Figure 11. Converged Infrastructure
 
Converged infrastructure is typically deployed and aligned with a specific hardware vendor’s technology, such as Cisco UCS or HP BladeSystem. This converged approach aims to combine multiple types of resources into a single logical management entity by collapsing the traditional silos of IT infrastructure. This brings with it several distinct advantages, such as less cabling, reduced hardware stack, and improved flexibility and visibility from a single pane of glass.

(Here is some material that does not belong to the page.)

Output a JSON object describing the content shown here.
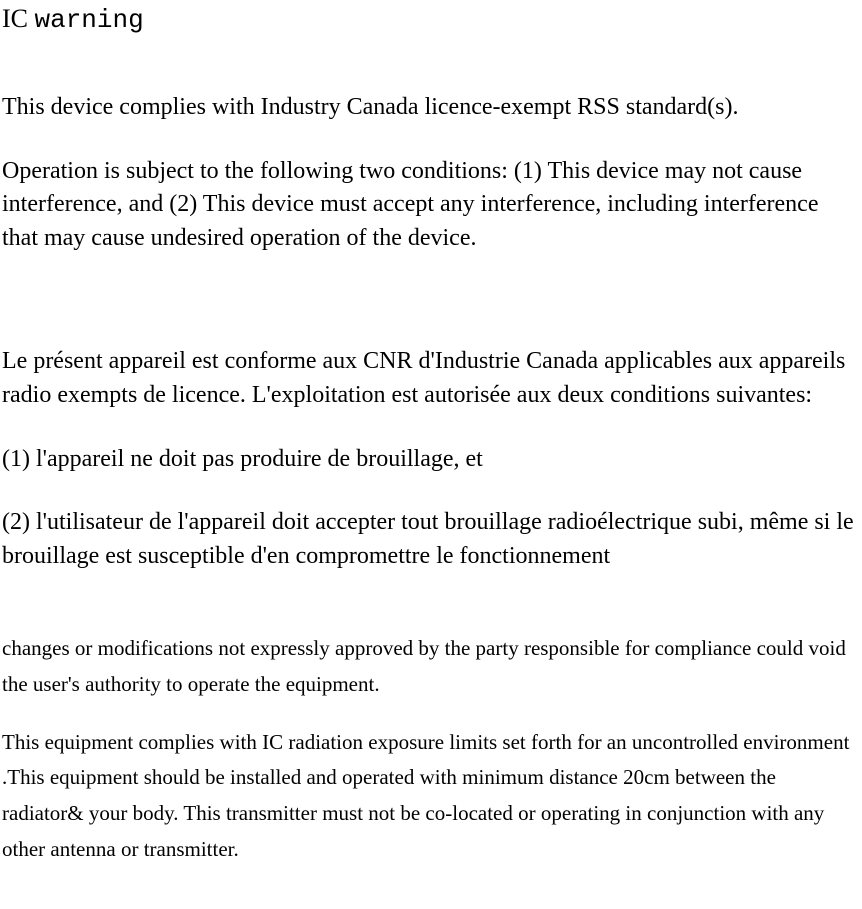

Hyper-convergence takes this concept to the next level by grouping compute, storage, and networking into a single virtual computing appliance, with no need for a remote storage array. In the hyper-converged infrastructure, the storage controller function is running on each compute node in the vSphere cluster. The internal server disks on the ESXi hosts provide scalable-shared storage with cloud agility, efficiency, scalability and resilience. The VMware implementations of hyper-converged infrastructure include VMware EVO:RAIL™ and its larger relative system, VMware EVO™ SDDC™.